Não poucas vezes, o autorrelato é a opção viável para obtenção de dados sobre saúde. A hipertensão arterial sistêmica autorreferida, tema deste trabalho, é válida em estudos populacionais, desde que se reserve a devida cautela na avaliação de jovens até 39 anos, homens, trabalhadores, pessoas com sobrepeso e com relato de diabetes, em razão de sua baixa sensibilidade e baixo valor preditivo positivo.
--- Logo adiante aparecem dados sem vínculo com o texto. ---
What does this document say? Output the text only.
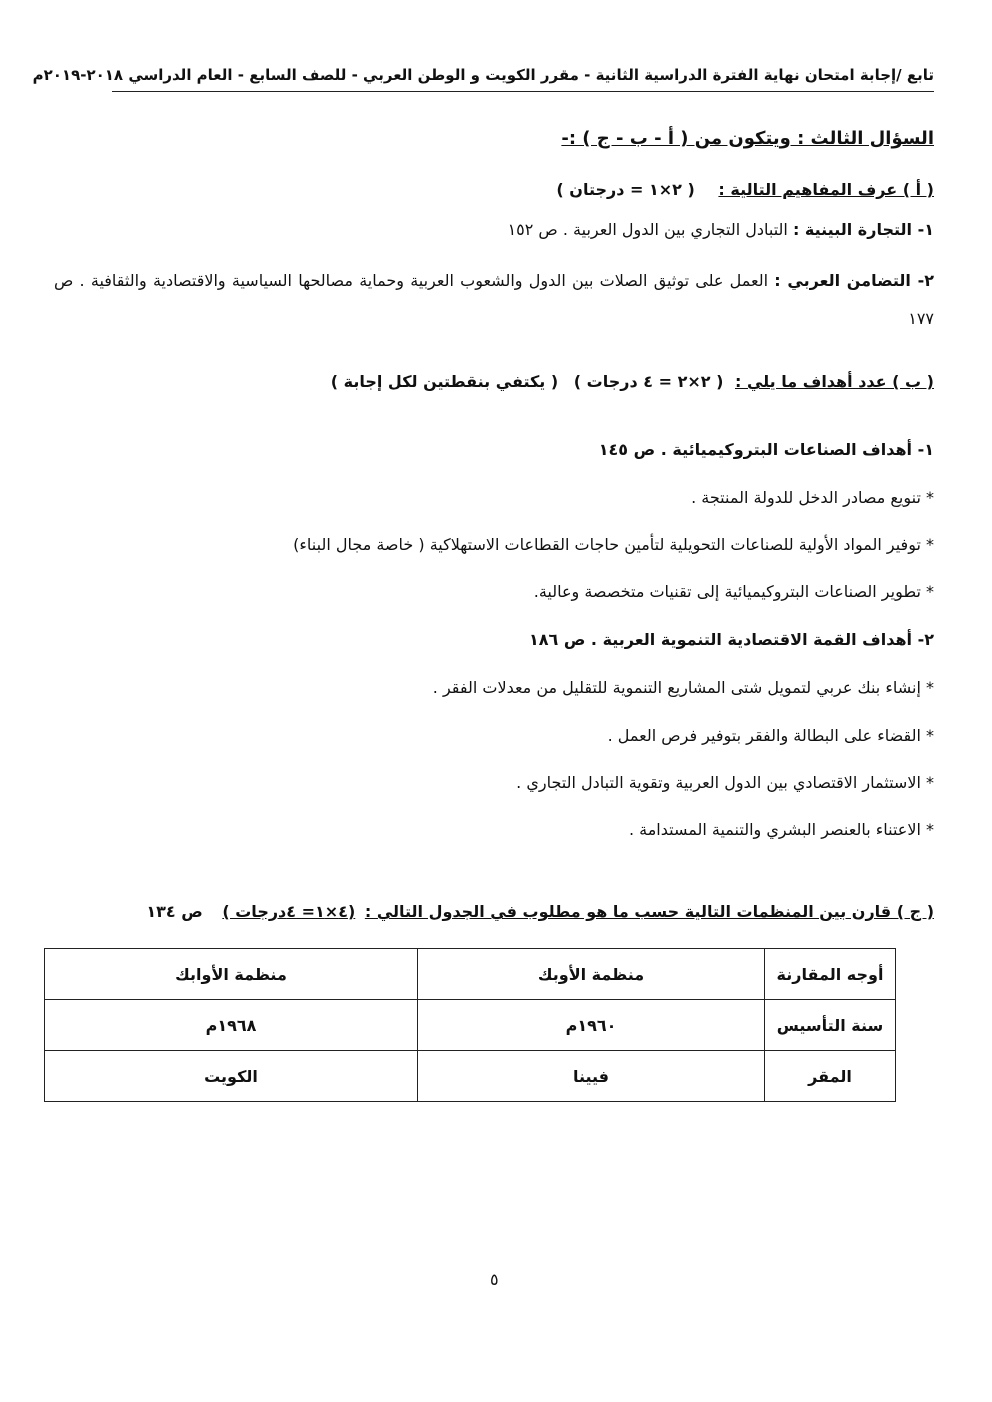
تابع /إجابة امتحان نهاية الفترة الدراسية الثانية - مقرر الكويت و الوطن العربي - للصف السابع - العام الدراسي ٢٠١٨-٢٠١٩م
السؤال الثالث : ويتكون من ( أ - ب - ج ) :-
( أ ) عرف المفاهيم التالية : ( ٢×١ = درجتان )
١- التجارة البينية : التبادل التجاري بين الدول العربية . ص ١٥٢
٢- التضامن العربي : العمل على توثيق الصلات بين الدول والشعوب العربية وحماية مصالحها السياسية والاقتصادية والثقافية . ص ١٧٧
( ب ) عدد أهداف ما يلي : ( ٢×٢ = ٤ درجات ) ( يكتفي بنقطتين لكل إجابة )
١- أهداف الصناعات البتروكيميائية . ص ١٤٥
* تنويع مصادر الدخل للدولة المنتجة .
* توفير المواد الأولية للصناعات التحويلية لتأمين حاجات القطاعات الاستهلاكية ( خاصة مجال البناء)
* تطوير الصناعات البتروكيميائية إلى تقنيات متخصصة وعالية.
٢- أهداف القمة الاقتصادية التنموية العربية . ص ١٨٦
* إنشاء بنك عربي لتمويل شتى المشاريع التنموية للتقليل من معدلات الفقر .
* القضاء على البطالة والفقر بتوفير فرص العمل .
* الاستثمار الاقتصادي بين الدول العربية وتقوية التبادل التجاري .
* الاعتناء بالعنصر البشري والتنمية المستدامة .
( ج ) قارن بين المنظمات التالية حسب ما هو مطلوب في الجدول التالي : (٤×١= ٤درجات ) ص ١٣٤
أوجه المقارنة	منظمة الأوبك	منظمة الأوابك
سنة التأسيس	١٩٦٠م	١٩٦٨م
المقر	فيينا	الكويت
٥
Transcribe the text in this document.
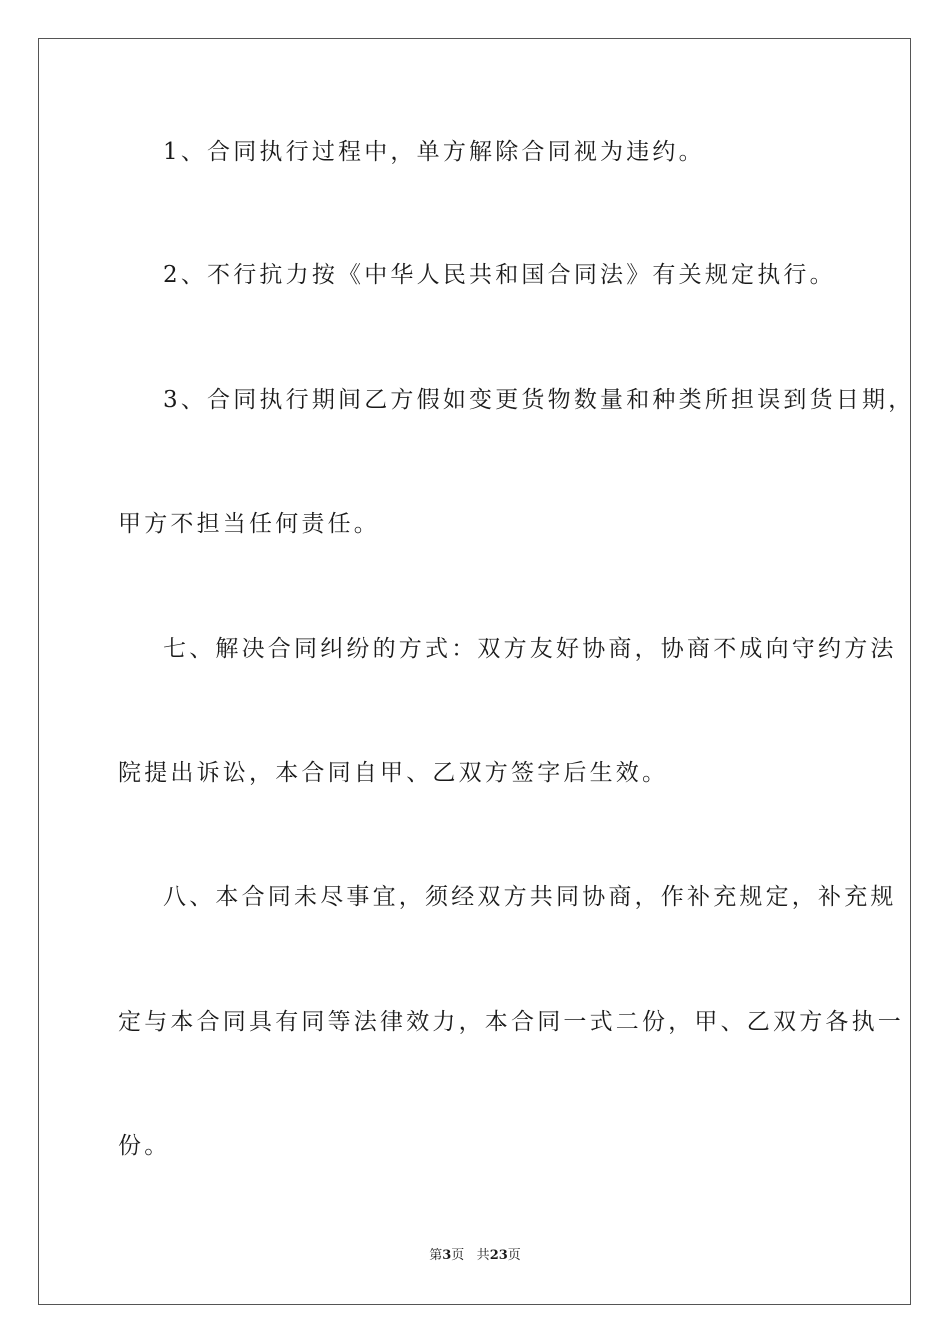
1、合同执行过程中，单方解除合同视为违约。
2、不行抗力按《中华人民共和国合同法》有关规定执行。
3、合同执行期间乙方假如变更货物数量和种类所担误到货日期，
甲方不担当任何责任。
七、解决合同纠纷的方式：双方友好协商，协商不成向守约方法
院提出诉讼，本合同自甲、乙双方签字后生效。
八、本合同未尽事宜，须经双方共同协商，作补充规定，补充规
定与本合同具有同等法律效力，本合同一式二份，甲、乙双方各执一
份。
第3页 共23页
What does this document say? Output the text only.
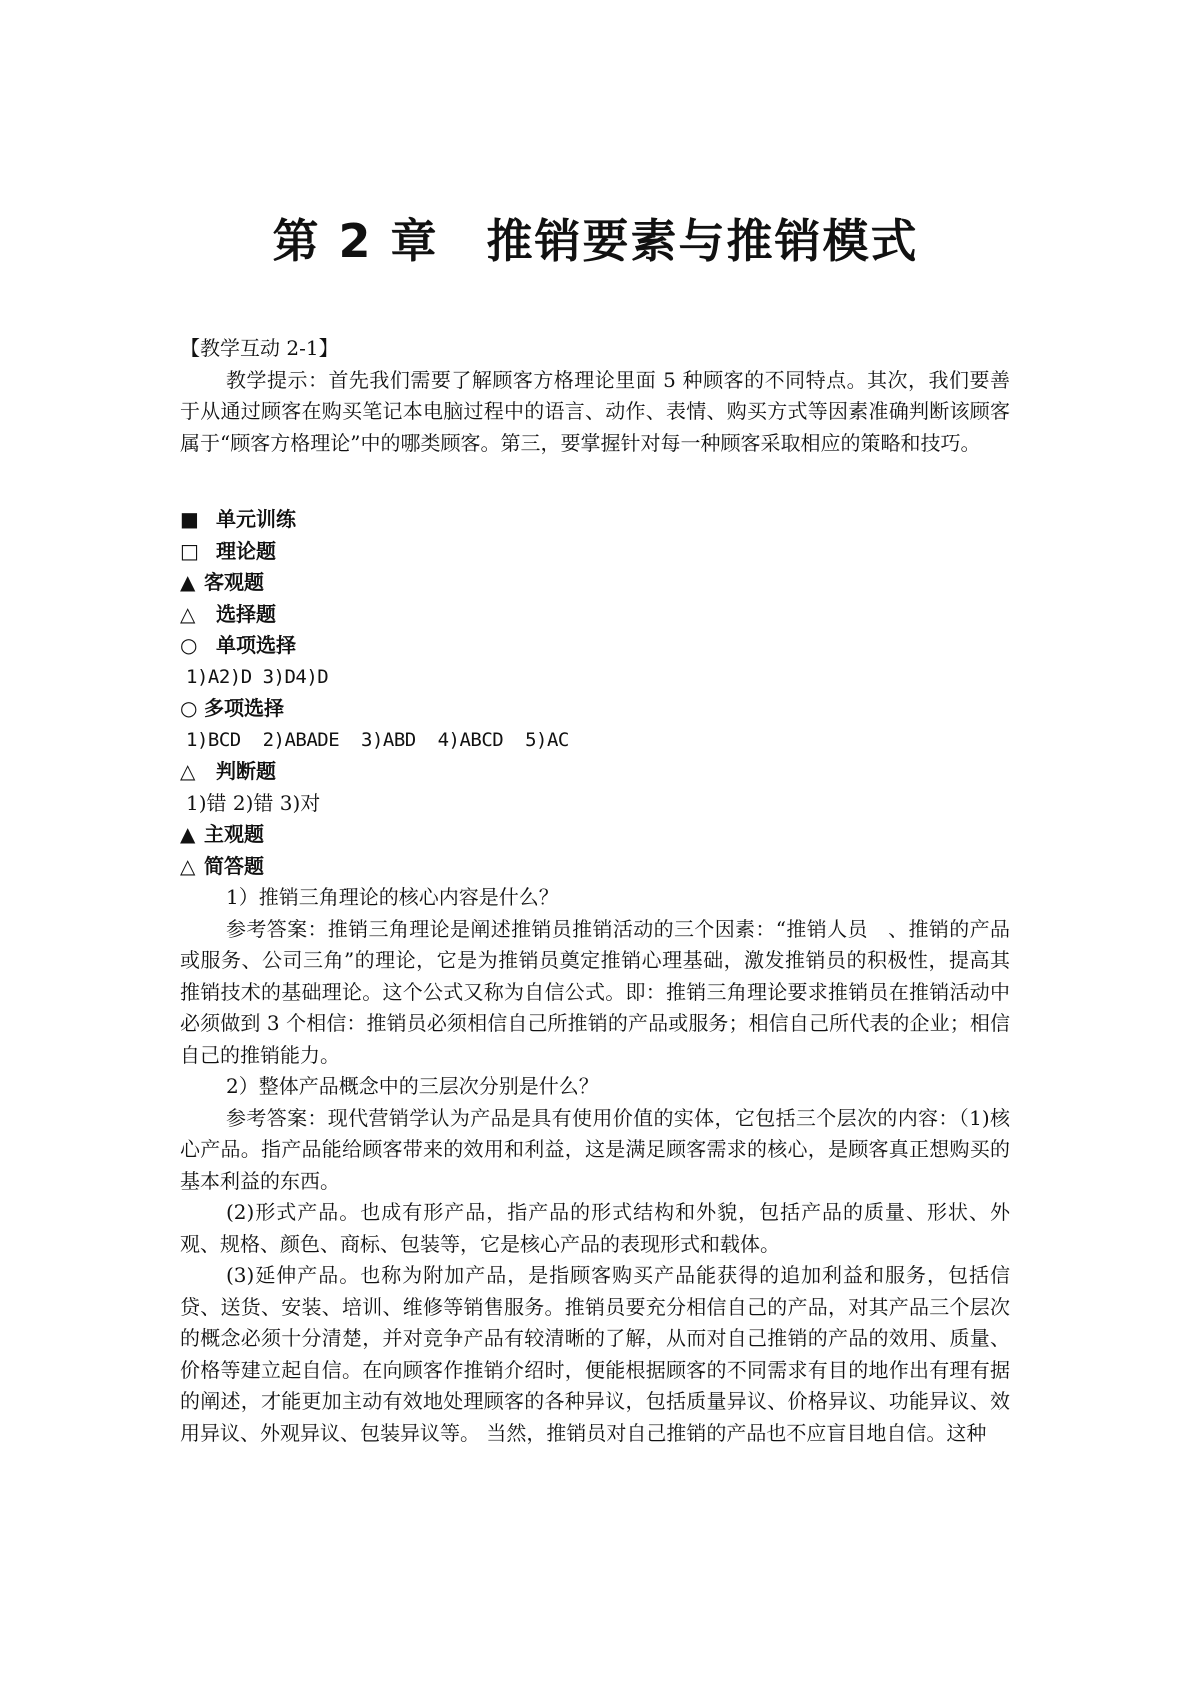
第 2 章　推销要素与推销模式
【教学互动 2-1】

教学提示：首先我们需要了解顾客方格理论里面 5 种顾客的不同特点。其次，我们要善于从通过顾客在购买笔记本电脑过程中的语言、动作、表情、购买方式等因素准确判断该顾客属于“顾客方格理论”中的哪类顾客。第三，要掌握针对每一种顾客采取相应的策略和技巧。

■ 单元训练
□ 理论题
▲ 客观题
△ 选择题
○ 单项选择
1)A2)D 3)D4)D
○ 多项选择
1)BCD  2)ABADE  3)ABD  4)ABCD  5)AC
△ 判断题
1)错 2)错 3)对
▲ 主观题
△ 简答题

1）推销三角理论的核心内容是什么？

参考答案：推销三角理论是阐述推销员推销活动的三个因素：“推销人员　、推销的产品或服务、公司三角”的理论，它是为推销员奠定推销心理基础，激发推销员的积极性，提高其推销技术的基础理论。这个公式又称为自信公式。即：推销三角理论要求推销员在推销活动中必须做到 3 个相信：推销员必须相信自己所推销的产品或服务；相信自己所代表的企业；相信自己的推销能力。

2）整体产品概念中的三层次分别是什么？

参考答案：现代营销学认为产品是具有使用价值的实体，它包括三个层次的内容：（1)核心产品。指产品能给顾客带来的效用和利益，这是满足顾客需求的核心，是顾客真正想购买的基本利益的东西。

(2)形式产品。也成有形产品，指产品的形式结构和外貌，包括产品的质量、形状、外观、规格、颜色、商标、包装等，它是核心产品的表现形式和载体。

(3)延伸产品。也称为附加产品，是指顾客购买产品能获得的追加利益和服务，包括信贷、送货、安装、培训、维修等销售服务。推销员要充分相信自己的产品，对其产品三个层次的概念必须十分清楚，并对竞争产品有较清晰的了解，从而对自己推销的产品的效用、质量、价格等建立起自信。在向顾客作推销介绍时，便能根据顾客的不同需求有目的地作出有理有据的阐述，才能更加主动有效地处理顾客的各种异议，包括质量异议、价格异议、功能异议、效用异议、外观异议、包装异议等。 当然，推销员对自己推销的产品也不应盲目地自信。这种
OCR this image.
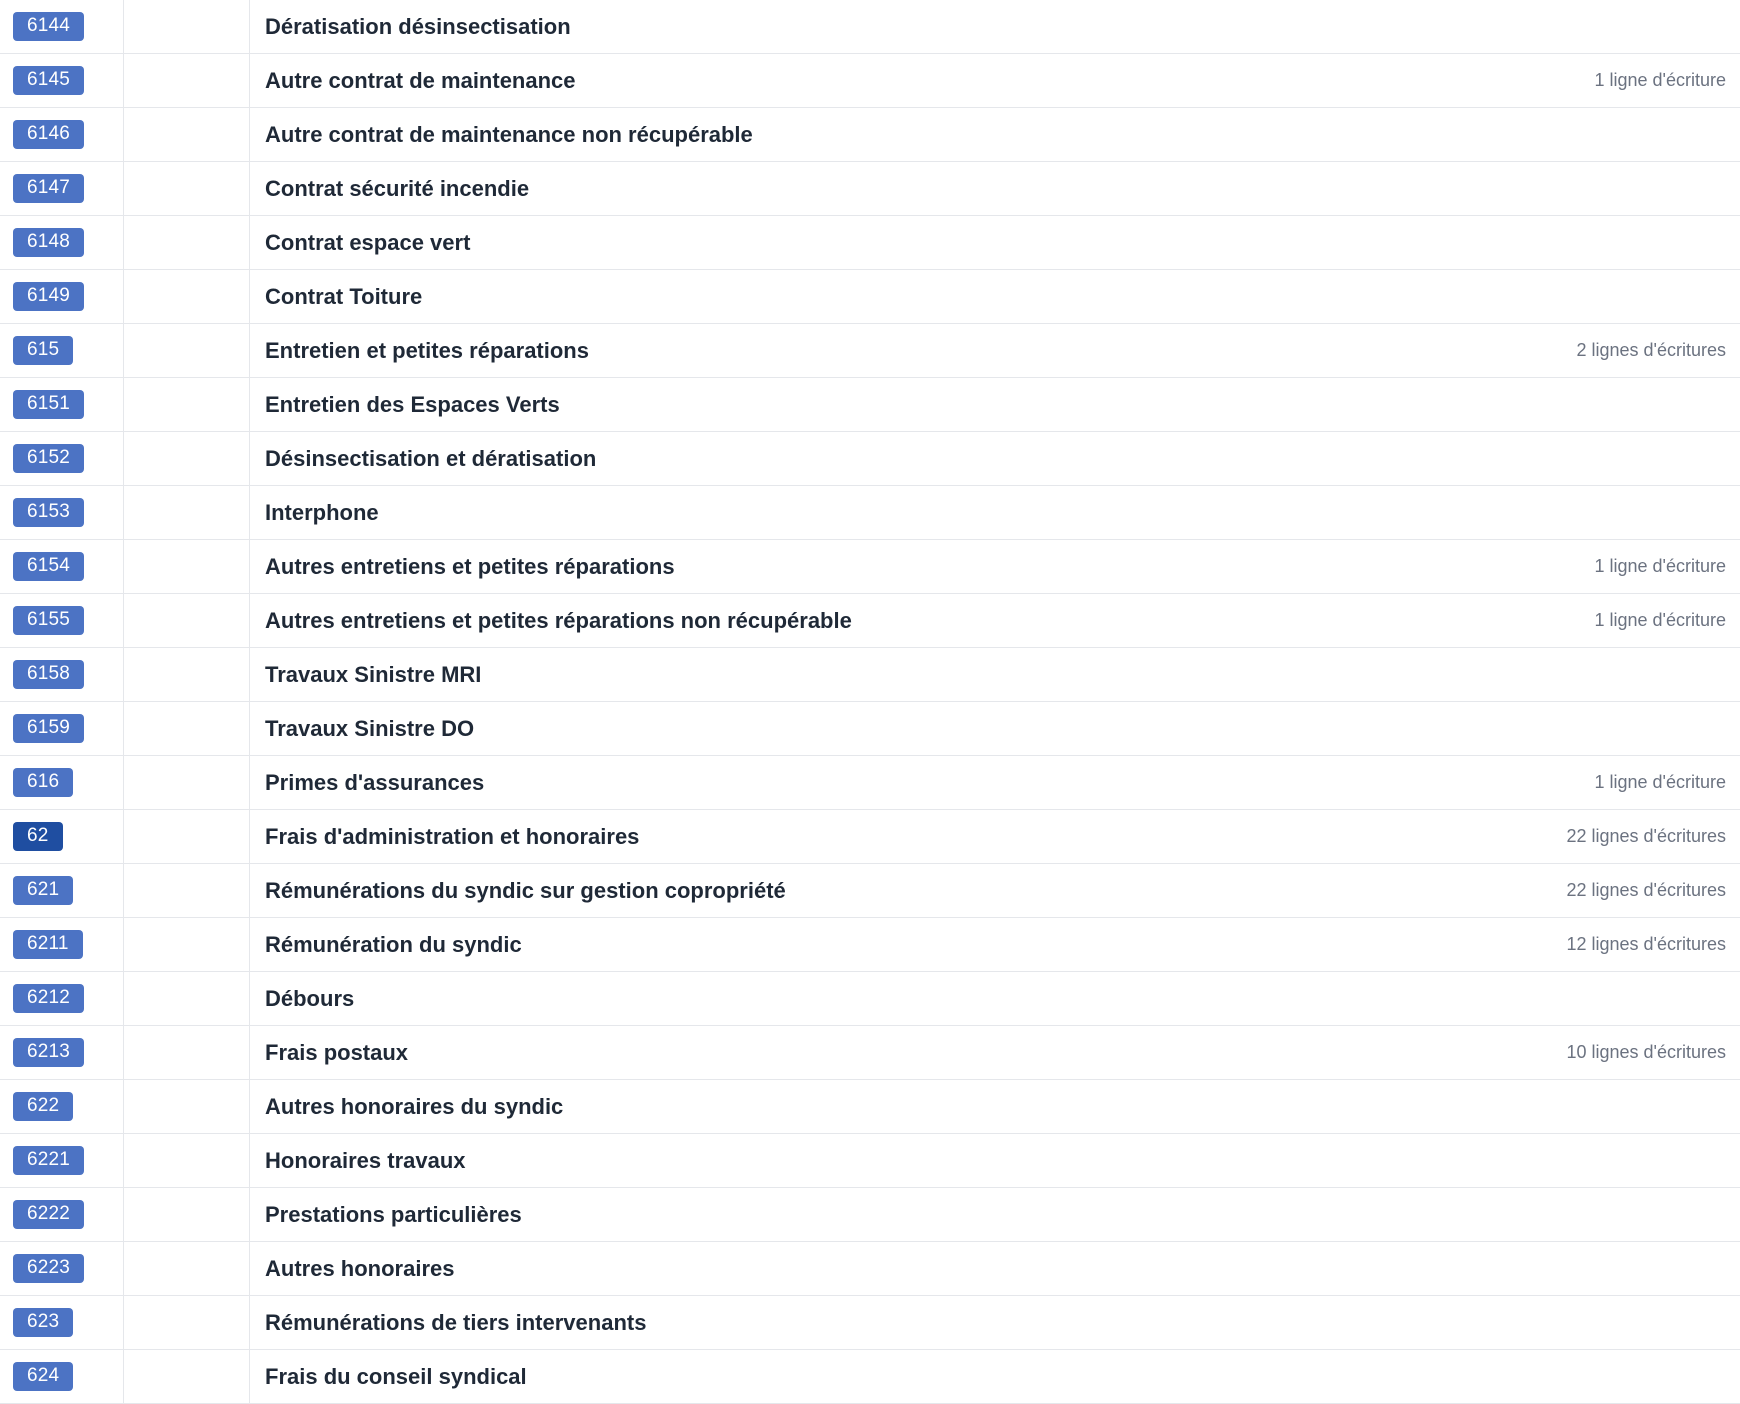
6144		Dératisation désinsectisation	
6145		Autre contrat de maintenance	1 ligne d'écriture
6146		Autre contrat de maintenance non récupérable	
6147		Contrat sécurité incendie	
6148		Contrat espace vert	
6149		Contrat Toiture	
615		Entretien et petites réparations	2 lignes d'écritures
6151		Entretien des Espaces Verts	
6152		Désinsectisation et dératisation	
6153		Interphone	
6154		Autres entretiens et petites réparations	1 ligne d'écriture
6155		Autres entretiens et petites réparations non récupérable	1 ligne d'écriture
6158		Travaux Sinistre MRI	
6159		Travaux Sinistre DO	
616		Primes d'assurances	1 ligne d'écriture
62		Frais d'administration et honoraires	22 lignes d'écritures
621		Rémunérations du syndic sur gestion copropriété	22 lignes d'écritures
6211		Rémunération du syndic	12 lignes d'écritures
6212		Débours	
6213		Frais postaux	10 lignes d'écritures
622		Autres honoraires du syndic	
6221		Honoraires travaux	
6222		Prestations particulières	
6223		Autres honoraires	
623		Rémunérations de tiers intervenants	
624		Frais du conseil syndical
Estes resultados demonstram a necessidade de medidas de Saúde Pública a serem tomadas pelas autoridades sanitárias da capital do Acre, voltadas para esse público de modo a conscientizá-lo sobre a própria condição de saúde, favorecendo ações de prevenção e controle das doenças crônicas e outros agravos.
Estudos de prevalência são necessários porque subsidiam informações sobre o estado de saúde da população. A validação das informações sobre doenças crônicas pelo autorrelato é importante para a vigilância das morbidades crescentes, frente às atuais mudanças comportamentais e de estrutura etária da sociedade brasileira.